We look a ridiculous amount of deals. I've probably looked at at some 30 or 40 transactions in some form or another in Q1 alone. It' hard to keep them all straight and there are some I don't get involved in. So I get why he mixed it up. But had he come to me in the first place before escalating the issue, I could have very easily reminded him.

 

Immediately. I've learned this the hard way in my career...loyalty general goes one way and it's not in your direction. Only be as loyal as your pay grade allows, these managers / md's and bosses ARE NOT YOUR FRIENDS. they will throw you under the bus the second it's necessary. Watch out for yourself first.

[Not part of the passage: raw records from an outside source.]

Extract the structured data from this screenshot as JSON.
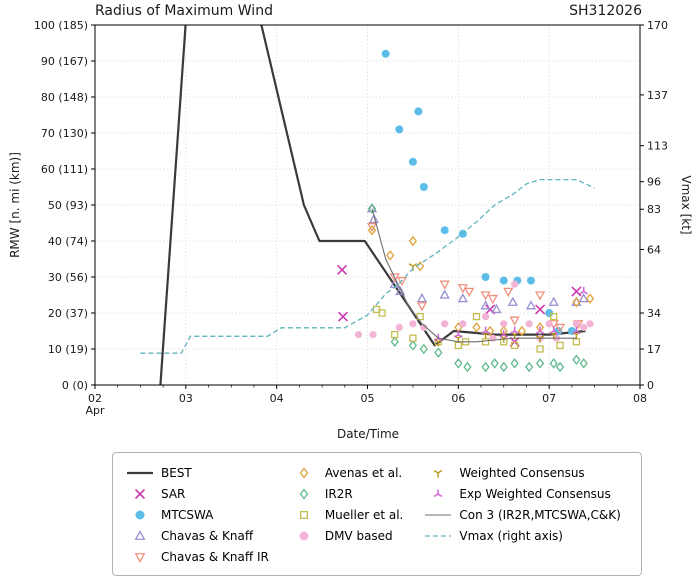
{
  "chart_data": {
    "type": "line+scatter",
    "title": "Radius of Maximum Wind",
    "storm_id": "SH312026",
    "x_axis": {
      "label": "Date/Time",
      "month_label": "Apr",
      "range": [
        2,
        8
      ],
      "ticks": [
        2,
        3,
        4,
        5,
        6,
        7,
        8
      ],
      "tick_labels": [
        "02",
        "03",
        "04",
        "05",
        "06",
        "07",
        "08"
      ],
      "minor_tick_step": 0.25,
      "grid": true
    },
    "y_left": {
      "label": "RMW [n. mi (km)]",
      "range": [
        0,
        100
      ],
      "ticks": [
        0,
        10,
        20,
        30,
        40,
        50,
        60,
        70,
        80,
        90,
        100
      ],
      "tick_labels": [
        "0 (0)",
        "10 (19)",
        "20 (37)",
        "30 (56)",
        "40 (74)",
        "50 (93)",
        "60 (111)",
        "70 (130)",
        "80 (148)",
        "90 (167)",
        "100 (185)"
      ],
      "grid": true
    },
    "y_right": {
      "label": "Vmax [kt]",
      "range": [
        0,
        170
      ],
      "ticks": [
        0,
        17,
        34,
        64,
        83,
        96,
        113,
        137,
        170
      ],
      "tick_labels": [
        "0",
        "17",
        "34",
        "64",
        "83",
        "96",
        "113",
        "137",
        "170"
      ]
    },
    "series": [
      {
        "name": "BEST",
        "style": "line",
        "axis": "left",
        "color": "#3a3a3a",
        "width": 2.2,
        "points": [
          [
            2.72,
            0
          ],
          [
            3.03,
            112
          ],
          [
            3.72,
            112
          ],
          [
            4.3,
            50
          ],
          [
            4.47,
            40
          ],
          [
            4.97,
            40
          ],
          [
            5.45,
            22
          ],
          [
            5.74,
            11
          ],
          [
            5.95,
            15
          ],
          [
            6.4,
            14
          ],
          [
            7.0,
            14
          ],
          [
            7.4,
            15
          ]
        ]
      },
      {
        "name": "SAR",
        "style": "scatter",
        "marker": "x",
        "axis": "left",
        "color": "#cc3bb0",
        "size": 4.5,
        "points": [
          [
            4.72,
            32
          ],
          [
            4.73,
            19
          ],
          [
            6.35,
            21
          ],
          [
            6.62,
            12
          ],
          [
            6.9,
            21
          ],
          [
            7.3,
            26
          ]
        ]
      },
      {
        "name": "MTCSWA",
        "style": "scatter",
        "marker": "circle",
        "axis": "left",
        "color": "#5bbde8",
        "size": 4,
        "points": [
          [
            5.2,
            92
          ],
          [
            5.35,
            71
          ],
          [
            5.5,
            62
          ],
          [
            5.56,
            76
          ],
          [
            5.62,
            55
          ],
          [
            5.85,
            43
          ],
          [
            6.05,
            42
          ],
          [
            6.3,
            30
          ],
          [
            6.5,
            29
          ],
          [
            6.65,
            29
          ],
          [
            6.8,
            29
          ],
          [
            7.0,
            20
          ],
          [
            7.1,
            15
          ],
          [
            7.25,
            15
          ]
        ]
      },
      {
        "name": "Chavas & Knaff",
        "style": "scatter",
        "marker": "triangle-up",
        "axis": "left",
        "color": "#988fd2",
        "size": 4.2,
        "points": [
          [
            5.05,
            49
          ],
          [
            5.07,
            46
          ],
          [
            5.3,
            28
          ],
          [
            5.36,
            26
          ],
          [
            5.6,
            24
          ],
          [
            5.85,
            25
          ],
          [
            6.05,
            24
          ],
          [
            6.3,
            22
          ],
          [
            6.42,
            21
          ],
          [
            6.6,
            23
          ],
          [
            6.8,
            22
          ],
          [
            7.05,
            23
          ],
          [
            7.3,
            23
          ],
          [
            7.38,
            24
          ]
        ]
      },
      {
        "name": "Chavas & Knaff IR",
        "style": "scatter",
        "marker": "triangle-down",
        "axis": "left",
        "color": "#f0917f",
        "size": 4.2,
        "points": [
          [
            5.05,
            44
          ],
          [
            5.3,
            30
          ],
          [
            5.38,
            29
          ],
          [
            5.6,
            22
          ],
          [
            5.85,
            28
          ],
          [
            6.05,
            27
          ],
          [
            6.12,
            26
          ],
          [
            6.3,
            25
          ],
          [
            6.38,
            24
          ],
          [
            6.55,
            26
          ],
          [
            6.62,
            18
          ],
          [
            6.9,
            25
          ],
          [
            7.05,
            17
          ],
          [
            7.12,
            16
          ],
          [
            7.32,
            17
          ]
        ]
      },
      {
        "name": "Avenas et al.",
        "style": "scatter",
        "marker": "diamond",
        "axis": "left",
        "color": "#e2a23b",
        "size": 4.2,
        "points": [
          [
            5.05,
            43
          ],
          [
            5.25,
            36
          ],
          [
            5.5,
            40
          ],
          [
            5.58,
            33
          ],
          [
            6.0,
            16
          ],
          [
            6.2,
            16
          ],
          [
            6.35,
            15
          ],
          [
            6.5,
            15
          ],
          [
            6.7,
            15
          ],
          [
            6.9,
            16
          ],
          [
            7.3,
            23
          ],
          [
            7.45,
            24
          ]
        ]
      },
      {
        "name": "IR2R",
        "style": "scatter",
        "marker": "diamond",
        "axis": "left",
        "color": "#5eb98b",
        "size": 4.2,
        "points": [
          [
            5.05,
            49
          ],
          [
            5.3,
            12
          ],
          [
            5.5,
            11
          ],
          [
            5.62,
            10
          ],
          [
            5.78,
            9
          ],
          [
            6.0,
            6
          ],
          [
            6.1,
            5
          ],
          [
            6.3,
            5
          ],
          [
            6.4,
            6
          ],
          [
            6.5,
            5
          ],
          [
            6.62,
            6
          ],
          [
            6.78,
            5
          ],
          [
            6.9,
            6
          ],
          [
            7.05,
            6
          ],
          [
            7.12,
            5
          ],
          [
            7.3,
            7
          ],
          [
            7.38,
            6
          ]
        ]
      },
      {
        "name": "Mueller et al.",
        "style": "scatter",
        "marker": "square",
        "axis": "left",
        "color": "#c5bc50",
        "size": 4,
        "points": [
          [
            5.1,
            21
          ],
          [
            5.16,
            20
          ],
          [
            5.3,
            14
          ],
          [
            5.5,
            13
          ],
          [
            5.58,
            19
          ],
          [
            5.78,
            12
          ],
          [
            6.0,
            11
          ],
          [
            6.08,
            12
          ],
          [
            6.2,
            19
          ],
          [
            6.3,
            12
          ],
          [
            6.5,
            12
          ],
          [
            6.62,
            11
          ],
          [
            6.9,
            10
          ],
          [
            7.05,
            19
          ],
          [
            7.12,
            11
          ],
          [
            7.3,
            12
          ]
        ]
      },
      {
        "name": "DMV based",
        "style": "scatter",
        "marker": "circle",
        "axis": "left",
        "color": "#f2b4d5",
        "size": 3.6,
        "points": [
          [
            4.9,
            14
          ],
          [
            5.06,
            14
          ],
          [
            5.35,
            16
          ],
          [
            5.5,
            17
          ],
          [
            5.62,
            16
          ],
          [
            5.85,
            17
          ],
          [
            6.05,
            17
          ],
          [
            6.3,
            19
          ],
          [
            6.38,
            13
          ],
          [
            6.5,
            17
          ],
          [
            6.62,
            28
          ],
          [
            6.78,
            17
          ],
          [
            6.9,
            13
          ],
          [
            7.0,
            17
          ],
          [
            7.08,
            13
          ],
          [
            7.3,
            17
          ],
          [
            7.38,
            16
          ],
          [
            7.45,
            17
          ]
        ]
      },
      {
        "name": "Weighted Consensus",
        "style": "scatter",
        "marker": "y-down",
        "axis": "left",
        "color": "#bd9a21",
        "size": 4.5,
        "points": [
          [
            5.5,
            33
          ],
          [
            5.78,
            12
          ],
          [
            6.0,
            13
          ],
          [
            6.3,
            14
          ],
          [
            6.5,
            13
          ],
          [
            6.62,
            14
          ],
          [
            6.9,
            13
          ],
          [
            7.05,
            14
          ],
          [
            7.3,
            14
          ]
        ]
      },
      {
        "name": "Exp Weighted Consensus",
        "style": "scatter",
        "marker": "y-up",
        "axis": "left",
        "color": "#cf63d8",
        "size": 4.5,
        "points": [
          [
            5.78,
            13
          ],
          [
            6.0,
            14
          ],
          [
            6.3,
            15
          ],
          [
            6.5,
            14
          ],
          [
            6.62,
            15
          ],
          [
            6.9,
            15
          ],
          [
            7.05,
            15
          ],
          [
            7.3,
            15
          ],
          [
            7.38,
            26
          ]
        ]
      },
      {
        "name": "Con 3 (IR2R,MTCSWA,C&K)",
        "style": "line",
        "axis": "left",
        "color": "#6f6f6f",
        "width": 1.1,
        "points": [
          [
            5.05,
            49
          ],
          [
            5.2,
            35
          ],
          [
            5.45,
            22
          ],
          [
            5.6,
            17
          ],
          [
            5.78,
            13
          ],
          [
            6.0,
            12
          ],
          [
            6.2,
            12
          ],
          [
            6.4,
            12.5
          ],
          [
            6.6,
            13
          ],
          [
            7.0,
            13
          ],
          [
            7.3,
            13
          ]
        ]
      },
      {
        "name": "Vmax (right axis)",
        "style": "line",
        "axis": "right",
        "color": "#5fb4ba",
        "width": 1.3,
        "dash": "5 3",
        "points": [
          [
            2.5,
            15
          ],
          [
            2.95,
            15
          ],
          [
            3.05,
            23
          ],
          [
            3.9,
            23
          ],
          [
            4.05,
            27
          ],
          [
            4.75,
            27
          ],
          [
            5.0,
            33
          ],
          [
            5.2,
            43
          ],
          [
            5.35,
            48
          ],
          [
            5.5,
            55
          ],
          [
            5.75,
            62
          ],
          [
            6.0,
            70
          ],
          [
            6.2,
            77
          ],
          [
            6.4,
            85
          ],
          [
            6.6,
            90
          ],
          [
            6.75,
            95
          ],
          [
            6.9,
            97
          ],
          [
            7.3,
            97
          ],
          [
            7.5,
            93
          ]
        ]
      }
    ],
    "legend": {
      "columns": [
        [
          0,
          1,
          2,
          3,
          4
        ],
        [
          5,
          6,
          7,
          8
        ],
        [
          9,
          10,
          11,
          12
        ]
      ]
    }
  }
}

Ace all your PE interview questions with the WSO Private Equity Prep Pack: http://www.wallstreetoasis.com/guide/private-equity-interview-prep-questions
 

I can second what Stringer said on loyalty. I had a boss who wanted to make sure that I was loyal to him and the company (That should be a big red flag for anyone that it's time to leave). I was let go about 2 weeks later because he perceived that I was unloyal despite having a legitimate emergency to deal with the day he fired me. He fought the unemployment tooth and nail - again, something I don't recommend anyone try and go through because it's a serious pain in the ass fighting to get unemployment, but he never showed for the arbitration hearing and I had enough on my side to win regardless of his decision not to show. If the boss expects you to fall on your sword, start looking elsewhere. IT may end up saving you in the long run.